In a statement on Monday, the company stated that it was “extremely regrettable” that even though investigations into its subsidiary had begun seven years earlier, according to reports, its subsidiary should face charges just before the FIFA World Cup 2022 kick-off.
“The judge is sending a strong signal, as it’s the first time that a company is charged on this basis for one of its subsidiaries’ activities abroad,” Sandra Cossart, head of Paris-based Sherpa France, told Reuters via telephone.
The French legal action comes in response to Sherpa’s initial 2015 complaint, which was dismissed in January 2018.
The committee against modern slavery (CCEM), Sherpa, and 11 former employees of Qatari Diar Vinci Construction (QDVC), a Qatari subsidiary of Vinci in which the French business maintains a 49% stake, filed a new lawsuit in March 2019.
NGOs and former employees claimed in the 2019 complaint that the company required migrant workers to work 11-hour shifts six days a week, which is longer than what Qatari law permits. This was conducted in alleged appalling conditions with a high risk to their personal health, for pay that was only 2% of the average wage in Qatar, reports detailed.
The Vinci unit is accused of “keeping people in servitude,” “work and housing incompatible with human dignity,” and “forced labour,” according to Sherpa.
Vinci said in a statement on Monday that the locations for public transportation in question were not associated with the World Cup because they were given to the business before Qatar was granted the position to host the major tournament back in 2010.
“We tried in vain to convince the magistrate that after seven and half years of investigation it was not a particularly good time to imagine laying charges a fortnight before the start of the World Cup,” Jean-Pierre Versini-Campinchi told AFP, adding that he feared a “media storm”.
When the anti-corruption NGO’s investigators first went to Qatar in 2014, they claim to have encountered workers on Vinci projects whose passports had been seized and who were forced to labour in temperatures above 45 degrees Celsius.
The group claimed that some of the violations occurred among subcontractors working for Qatari Diar Vinci Construction, a subsidiary of Vinci in Qatar.
At its peak, Qatari Diar Vinci Construction employed 11,000 employees and was in charge of constructing the Red Line of the city’s subterranean metro system as well as the 37-station Lusail Light Rail Transit system around Doha, reports detailed.

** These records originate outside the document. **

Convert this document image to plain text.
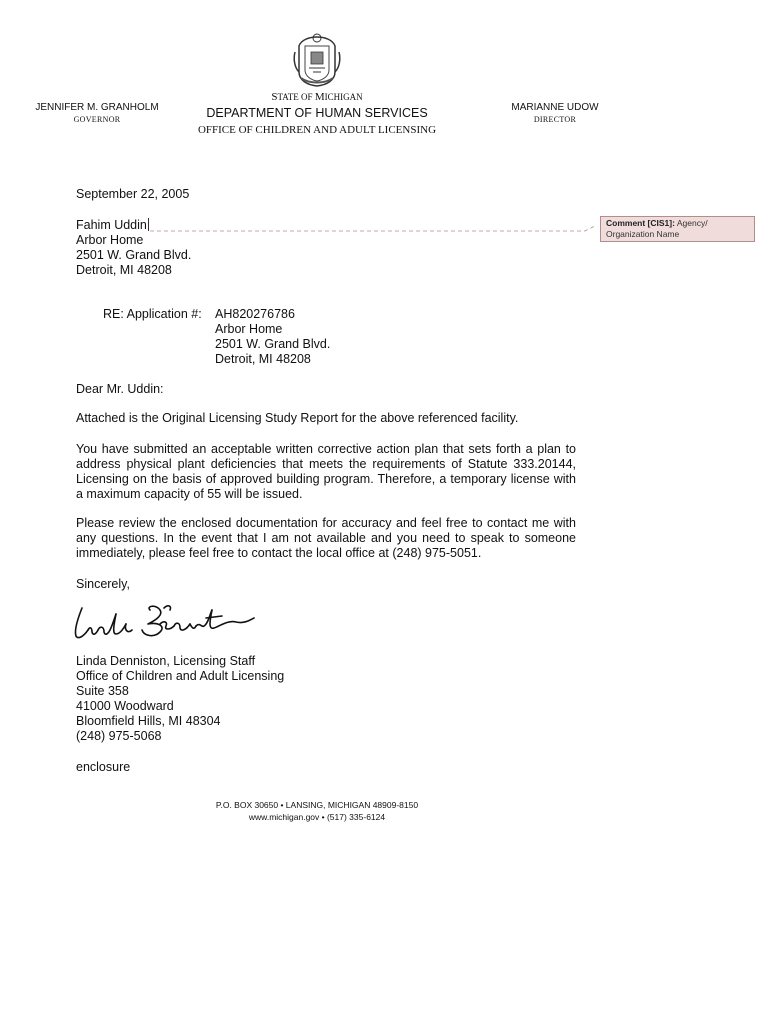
STATE OF MICHIGAN
DEPARTMENT OF HUMAN SERVICES
OFFICE OF CHILDREN AND ADULT LICENSING
JENNIFER M. GRANHOLM
GOVERNOR
MARIANNE UDOW
DIRECTOR
September 22, 2005
Fahim Uddin
Arbor Home
2501 W. Grand Blvd.
Detroit, MI 48208
Comment [CIS1]: Agency/ Organization Name
RE: Application #: AH820276786
Arbor Home
2501 W. Grand Blvd.
Detroit, MI 48208
Dear Mr. Uddin:
Attached is the Original Licensing Study Report for the above referenced facility.
You have submitted an acceptable written corrective action plan that sets forth a plan to address physical plant deficiencies that meets the requirements of Statute 333.20144, Licensing on the basis of approved building program. Therefore, a temporary license with a maximum capacity of 55 will be issued.
Please review the enclosed documentation for accuracy and feel free to contact me with any questions. In the event that I am not available and you need to speak to someone immediately, please feel free to contact the local office at (248) 975-5051.
Sincerely,
Linda Denniston, Licensing Staff
Office of Children and Adult Licensing
Suite 358
41000 Woodward
Bloomfield Hills, MI 48304
(248) 975-5068
enclosure
P.O. BOX 30650 • LANSING, MICHIGAN 48909-8150
www.michigan.gov • (517) 335-6124
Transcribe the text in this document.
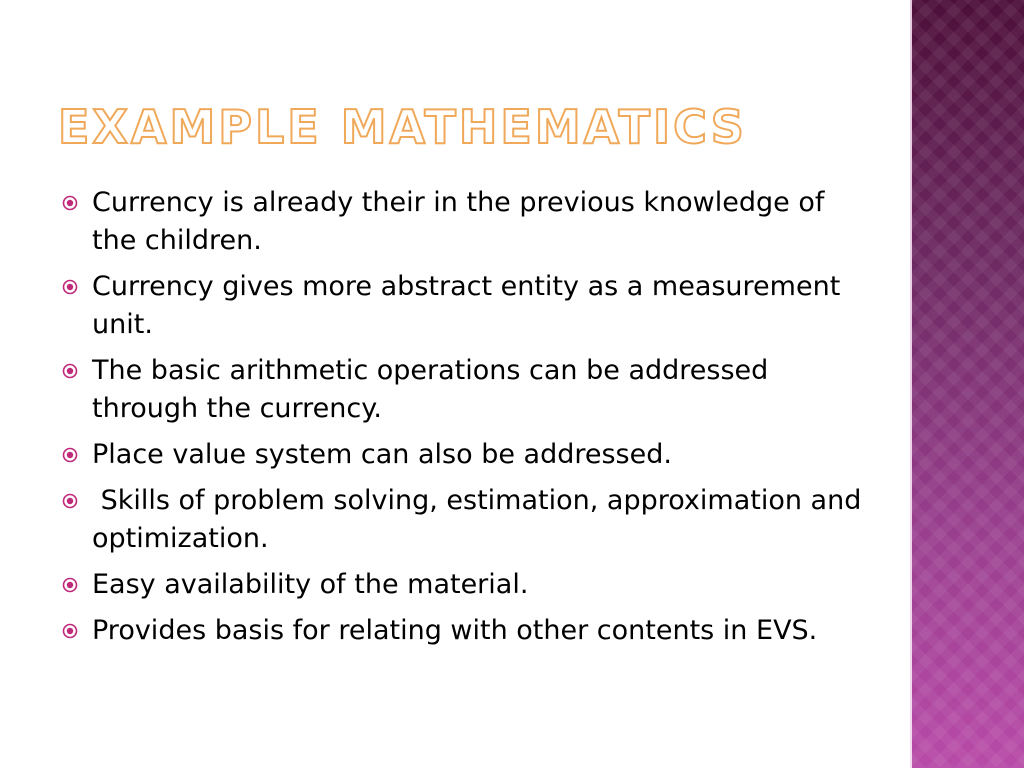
EXAMPLE MATHEMATICS
Currency is already their in the previous knowledge of the children.
Currency gives more abstract entity as a measurement unit.
The basic arithmetic operations can be addressed through the currency.
Place value system can also be addressed.
Skills of problem solving, estimation, approximation and optimization.
Easy availability of the material.
Provides basis for relating with other contents in EVS.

It also built the Sheraton hotel in Doha.
Since winning the bid to host the 2022 FIFA World Cup, Qatar has been the target of incessant scrutiny, primarily from European countries like France.
The Gulf country has since undergone major transformation especially with regards to its milestone achievements in labour reforms, introducing a minimum wage, limits on outdoor working hours during the summer season and scrapping the controversial kafala system.
However, despite the rollout of the reformed legislation, complaints of violations continue to surface across Qatar’s private sector, which mainly comprises of companies from western countries.
According to the latest labour ministry figures, some 1,327 complaints by workers against the employer’s company were made in September, 607 of which have been resolved.
The number of violations against companies with regards to wage protection stood at 1,216, while the number of alerts for companies to remove violations was 473.
Despite increasing inspections and legislation, criticism has continued to exacerbate in recent weeks, with officials saying recent calls to boycott the World Cup in Qatar by a number of European nations largely dismiss progress made on the ground.